Leonardo Guelman. Casa dos Milagres, 2013.

O universo singular da Casa dos Milagres
Leonardo Guelman

Juazeiro do Norte é uma cidade envolta em ciclos religiosos e lugares sagrados. Todos guardam as marcas e as trilhas da presença de seu padre fundador, Cícero Romão Batista. A cidade também se cosmopolitiza a partir da base de sua economia religiosa, justapondo o arruamento da antiga urbe, no entorno dos santuários de Nossa Senhora das Dores e do Perpétuo Socorro, às avenidas que levam às franjas da moderna Juazeiro. Assim, no próprio fluxo da cidade interpenetram-se continuamente o sagrado e o profano, com suas formas e temporalidades distintas. Foi na vivência desses itinerários que um dos espaços mais singulares da cidade sagrada me veio à cena: era a Casa dos Milagres, imenso depositário de tradições da crença do povo nordestino. Adentrar um desses lugares é uma experiência que articula várias dimensões entre o estético, o simbólico, o espiritual e o cultural. É especialmente adentrar outro tempo. Curiosamente, os horários de funcionamento do lugar variavam. Abria muito cedo e fechava ainda no início da manhã e voltava a abrir-se no meio da tarde. Uma primeira tentativa foi toda uma espera, preparando o êxito de uma segunda incursão. No outro dia, chegando cedo, lá estava a porta entreaberta que conduzia àquele imenso bricolage. Parecia uma carcaça interior de infinitos objetos. O passo lento e delicado marca a incursão pelo espaço que parece conter infinitos mundos. Quadrinhos sem fim subiam pelas altas paredes rendilhando rostos, expressões, testemunhos. Ex-votos de todo tipo, e toda a casa era um tipo particular destes. E tudo aquilo era de um silêncio de múltiplas vozes ecoando pelos meandros da Casa. Fiquei ali por três horas, na eternidade daquele dia, capturado por conjuntos inusitados de peças que formavam arranjos espontâneos. Vi ainda como aquele espaço se convertia num repositório vivo, com a chegada de novos objetos que acompanhavam a prece dos romeiros no canto da sala, junto ao altar do santo Padre.

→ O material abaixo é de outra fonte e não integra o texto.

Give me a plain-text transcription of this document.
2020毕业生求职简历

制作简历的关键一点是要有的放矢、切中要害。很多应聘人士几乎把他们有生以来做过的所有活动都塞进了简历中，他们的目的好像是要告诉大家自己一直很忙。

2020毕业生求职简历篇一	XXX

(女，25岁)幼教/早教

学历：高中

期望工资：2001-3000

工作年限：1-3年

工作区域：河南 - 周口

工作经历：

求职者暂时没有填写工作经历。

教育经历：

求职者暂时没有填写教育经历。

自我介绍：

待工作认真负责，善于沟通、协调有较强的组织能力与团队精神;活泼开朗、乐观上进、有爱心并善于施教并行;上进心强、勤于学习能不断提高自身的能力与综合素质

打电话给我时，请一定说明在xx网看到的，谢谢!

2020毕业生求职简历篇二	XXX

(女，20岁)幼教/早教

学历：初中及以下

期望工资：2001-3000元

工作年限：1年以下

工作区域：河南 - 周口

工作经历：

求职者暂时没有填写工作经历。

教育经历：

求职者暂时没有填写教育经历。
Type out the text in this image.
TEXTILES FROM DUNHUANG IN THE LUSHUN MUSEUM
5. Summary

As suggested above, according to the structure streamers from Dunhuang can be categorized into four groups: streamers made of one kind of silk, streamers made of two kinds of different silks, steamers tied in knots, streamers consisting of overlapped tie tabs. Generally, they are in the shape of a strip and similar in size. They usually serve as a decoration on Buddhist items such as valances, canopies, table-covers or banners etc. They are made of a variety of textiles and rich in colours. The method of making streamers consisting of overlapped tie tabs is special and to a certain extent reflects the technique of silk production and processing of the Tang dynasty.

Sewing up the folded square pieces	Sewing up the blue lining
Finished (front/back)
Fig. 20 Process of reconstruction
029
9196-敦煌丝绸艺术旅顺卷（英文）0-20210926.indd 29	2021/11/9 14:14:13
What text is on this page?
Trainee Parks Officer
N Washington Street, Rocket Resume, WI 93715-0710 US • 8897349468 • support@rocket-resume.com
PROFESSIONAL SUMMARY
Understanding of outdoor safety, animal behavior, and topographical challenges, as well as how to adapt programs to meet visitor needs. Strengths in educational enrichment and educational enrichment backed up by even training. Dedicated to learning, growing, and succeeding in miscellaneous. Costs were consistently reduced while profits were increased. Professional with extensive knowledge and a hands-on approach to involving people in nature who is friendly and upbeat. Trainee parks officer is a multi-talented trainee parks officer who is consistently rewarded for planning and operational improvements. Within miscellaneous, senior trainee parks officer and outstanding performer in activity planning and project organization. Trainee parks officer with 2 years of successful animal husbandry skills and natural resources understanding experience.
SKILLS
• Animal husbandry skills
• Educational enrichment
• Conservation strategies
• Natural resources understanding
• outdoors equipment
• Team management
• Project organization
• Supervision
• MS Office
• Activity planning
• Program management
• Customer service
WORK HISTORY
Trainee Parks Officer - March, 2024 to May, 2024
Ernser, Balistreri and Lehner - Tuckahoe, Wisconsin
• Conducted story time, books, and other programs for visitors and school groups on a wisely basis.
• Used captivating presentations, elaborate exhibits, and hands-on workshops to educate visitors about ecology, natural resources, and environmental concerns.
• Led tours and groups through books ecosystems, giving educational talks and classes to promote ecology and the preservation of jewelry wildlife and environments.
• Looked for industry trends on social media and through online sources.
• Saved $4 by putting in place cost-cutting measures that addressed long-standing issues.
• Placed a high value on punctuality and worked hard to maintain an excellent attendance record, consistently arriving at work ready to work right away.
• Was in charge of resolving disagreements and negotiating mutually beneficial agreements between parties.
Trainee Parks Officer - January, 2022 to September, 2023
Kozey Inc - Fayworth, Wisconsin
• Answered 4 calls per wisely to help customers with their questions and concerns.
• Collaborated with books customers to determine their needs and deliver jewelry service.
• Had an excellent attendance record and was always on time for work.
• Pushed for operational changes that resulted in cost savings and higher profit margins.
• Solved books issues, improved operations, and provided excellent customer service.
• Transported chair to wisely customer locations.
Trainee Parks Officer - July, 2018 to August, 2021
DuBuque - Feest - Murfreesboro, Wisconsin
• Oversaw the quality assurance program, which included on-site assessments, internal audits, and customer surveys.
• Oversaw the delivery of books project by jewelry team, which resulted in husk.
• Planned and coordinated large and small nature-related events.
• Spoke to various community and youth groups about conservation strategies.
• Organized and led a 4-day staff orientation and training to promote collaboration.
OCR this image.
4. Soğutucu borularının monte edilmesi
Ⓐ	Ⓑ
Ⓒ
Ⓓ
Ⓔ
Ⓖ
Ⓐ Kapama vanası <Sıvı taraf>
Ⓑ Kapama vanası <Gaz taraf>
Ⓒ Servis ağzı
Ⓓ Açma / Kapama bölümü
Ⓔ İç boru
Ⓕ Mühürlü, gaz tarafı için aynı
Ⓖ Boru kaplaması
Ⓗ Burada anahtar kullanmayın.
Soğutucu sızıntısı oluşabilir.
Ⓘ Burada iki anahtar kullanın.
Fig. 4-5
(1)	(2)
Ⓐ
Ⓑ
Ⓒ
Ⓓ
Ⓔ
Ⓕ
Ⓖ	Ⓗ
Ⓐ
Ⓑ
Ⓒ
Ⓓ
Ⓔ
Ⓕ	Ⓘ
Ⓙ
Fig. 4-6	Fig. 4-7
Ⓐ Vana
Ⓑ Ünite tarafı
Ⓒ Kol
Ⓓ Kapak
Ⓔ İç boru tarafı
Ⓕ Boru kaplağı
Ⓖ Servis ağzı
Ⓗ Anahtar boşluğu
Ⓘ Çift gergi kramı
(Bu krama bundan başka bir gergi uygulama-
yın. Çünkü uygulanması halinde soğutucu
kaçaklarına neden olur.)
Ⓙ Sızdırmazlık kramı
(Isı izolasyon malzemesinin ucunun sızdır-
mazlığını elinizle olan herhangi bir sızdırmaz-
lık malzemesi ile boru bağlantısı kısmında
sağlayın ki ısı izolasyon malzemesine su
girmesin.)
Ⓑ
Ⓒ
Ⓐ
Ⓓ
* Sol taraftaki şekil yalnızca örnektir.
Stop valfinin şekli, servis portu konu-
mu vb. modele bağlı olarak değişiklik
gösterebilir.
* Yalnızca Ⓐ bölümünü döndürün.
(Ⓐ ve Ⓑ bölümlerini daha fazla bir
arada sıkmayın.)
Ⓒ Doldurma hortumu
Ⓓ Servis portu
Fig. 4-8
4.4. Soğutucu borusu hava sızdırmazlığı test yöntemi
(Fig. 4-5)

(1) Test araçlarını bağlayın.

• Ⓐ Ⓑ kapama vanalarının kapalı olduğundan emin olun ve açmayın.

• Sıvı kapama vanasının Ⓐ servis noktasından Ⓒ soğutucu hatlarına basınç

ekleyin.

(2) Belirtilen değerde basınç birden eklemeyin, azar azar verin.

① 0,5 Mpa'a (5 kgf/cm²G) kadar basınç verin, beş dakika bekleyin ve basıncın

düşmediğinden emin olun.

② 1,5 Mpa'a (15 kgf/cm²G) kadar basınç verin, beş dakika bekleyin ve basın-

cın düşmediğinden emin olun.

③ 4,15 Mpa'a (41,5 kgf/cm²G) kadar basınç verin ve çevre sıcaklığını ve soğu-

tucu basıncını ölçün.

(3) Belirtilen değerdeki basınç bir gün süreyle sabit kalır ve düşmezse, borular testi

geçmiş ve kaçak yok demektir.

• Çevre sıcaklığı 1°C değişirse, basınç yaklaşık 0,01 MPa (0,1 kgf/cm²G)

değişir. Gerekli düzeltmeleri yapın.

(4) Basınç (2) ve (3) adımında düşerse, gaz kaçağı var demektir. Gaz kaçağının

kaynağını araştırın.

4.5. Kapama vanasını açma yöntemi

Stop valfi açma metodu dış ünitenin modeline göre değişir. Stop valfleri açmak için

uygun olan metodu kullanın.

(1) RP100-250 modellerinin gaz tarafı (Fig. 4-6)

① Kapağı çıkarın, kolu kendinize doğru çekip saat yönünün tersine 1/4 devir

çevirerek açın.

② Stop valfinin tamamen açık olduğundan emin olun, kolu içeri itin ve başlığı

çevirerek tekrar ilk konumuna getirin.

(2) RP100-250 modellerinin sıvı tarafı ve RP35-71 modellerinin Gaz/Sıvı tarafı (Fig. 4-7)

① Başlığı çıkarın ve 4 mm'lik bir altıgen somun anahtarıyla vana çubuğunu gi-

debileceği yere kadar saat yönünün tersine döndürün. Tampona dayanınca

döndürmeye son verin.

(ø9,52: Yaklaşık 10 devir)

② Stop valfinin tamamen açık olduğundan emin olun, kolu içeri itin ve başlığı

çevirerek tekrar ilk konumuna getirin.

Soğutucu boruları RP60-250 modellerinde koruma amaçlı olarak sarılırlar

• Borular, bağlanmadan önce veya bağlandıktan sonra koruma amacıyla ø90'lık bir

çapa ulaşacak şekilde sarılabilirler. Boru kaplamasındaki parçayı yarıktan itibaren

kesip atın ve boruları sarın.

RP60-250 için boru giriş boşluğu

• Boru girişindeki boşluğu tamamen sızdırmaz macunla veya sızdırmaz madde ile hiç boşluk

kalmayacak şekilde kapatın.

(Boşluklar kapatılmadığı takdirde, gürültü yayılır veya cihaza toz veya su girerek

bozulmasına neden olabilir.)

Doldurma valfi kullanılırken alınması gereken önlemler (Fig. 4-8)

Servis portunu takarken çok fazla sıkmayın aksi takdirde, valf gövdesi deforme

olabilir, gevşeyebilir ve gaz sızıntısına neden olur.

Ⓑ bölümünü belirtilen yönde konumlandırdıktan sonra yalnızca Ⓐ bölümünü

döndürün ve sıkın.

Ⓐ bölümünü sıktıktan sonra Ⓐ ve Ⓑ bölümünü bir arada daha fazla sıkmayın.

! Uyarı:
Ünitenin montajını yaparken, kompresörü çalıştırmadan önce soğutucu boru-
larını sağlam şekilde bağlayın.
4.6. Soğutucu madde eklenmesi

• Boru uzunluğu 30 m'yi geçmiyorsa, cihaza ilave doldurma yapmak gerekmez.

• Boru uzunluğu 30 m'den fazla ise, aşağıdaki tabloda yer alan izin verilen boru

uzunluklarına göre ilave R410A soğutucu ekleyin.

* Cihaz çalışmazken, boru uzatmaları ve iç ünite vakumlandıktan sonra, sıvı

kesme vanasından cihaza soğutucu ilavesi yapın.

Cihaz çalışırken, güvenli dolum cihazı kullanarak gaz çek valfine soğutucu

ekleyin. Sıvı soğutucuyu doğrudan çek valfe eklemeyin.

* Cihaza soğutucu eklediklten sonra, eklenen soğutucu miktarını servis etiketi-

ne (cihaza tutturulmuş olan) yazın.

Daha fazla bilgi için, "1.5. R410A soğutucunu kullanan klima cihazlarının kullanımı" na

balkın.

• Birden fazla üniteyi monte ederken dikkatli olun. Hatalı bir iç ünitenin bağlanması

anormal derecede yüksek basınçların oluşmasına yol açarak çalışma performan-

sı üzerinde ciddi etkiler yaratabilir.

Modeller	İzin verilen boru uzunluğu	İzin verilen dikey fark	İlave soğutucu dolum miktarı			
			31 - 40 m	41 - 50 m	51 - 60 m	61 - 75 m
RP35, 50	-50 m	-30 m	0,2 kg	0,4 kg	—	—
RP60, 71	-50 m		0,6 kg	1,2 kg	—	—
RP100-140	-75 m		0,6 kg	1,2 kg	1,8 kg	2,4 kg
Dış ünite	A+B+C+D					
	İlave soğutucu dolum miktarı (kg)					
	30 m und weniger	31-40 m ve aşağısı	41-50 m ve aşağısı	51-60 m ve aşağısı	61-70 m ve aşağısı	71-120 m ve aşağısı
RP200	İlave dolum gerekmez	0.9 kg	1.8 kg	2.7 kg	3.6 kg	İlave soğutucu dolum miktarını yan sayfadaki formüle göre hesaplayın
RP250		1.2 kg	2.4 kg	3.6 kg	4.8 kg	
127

Casa dos Milagres foi criada em 1936 e possuía acervos devocionais que datavam ainda da época do Padre Cícero (falecido em 1934). Cerca de três meses atrás, no dia 23 de agosto de 2013, um incêndio pôs tudo a perder. As fotos que realizei são do início de fevereiro de 2013 e integram minha pesquisa “Cartografias do Sertão”. Infelizmente, as imagens que produzi são testemunhos de um Patrimônio derruído, por isso também a força do seu testemunho. Aquele imenso inconsciente fica agora à espera de outras produções, em outros lugares, ou talvez ali mesmo, geradas da fé do povo, como o pequeno e infinito espaço sagrado da Casa dos Milagres.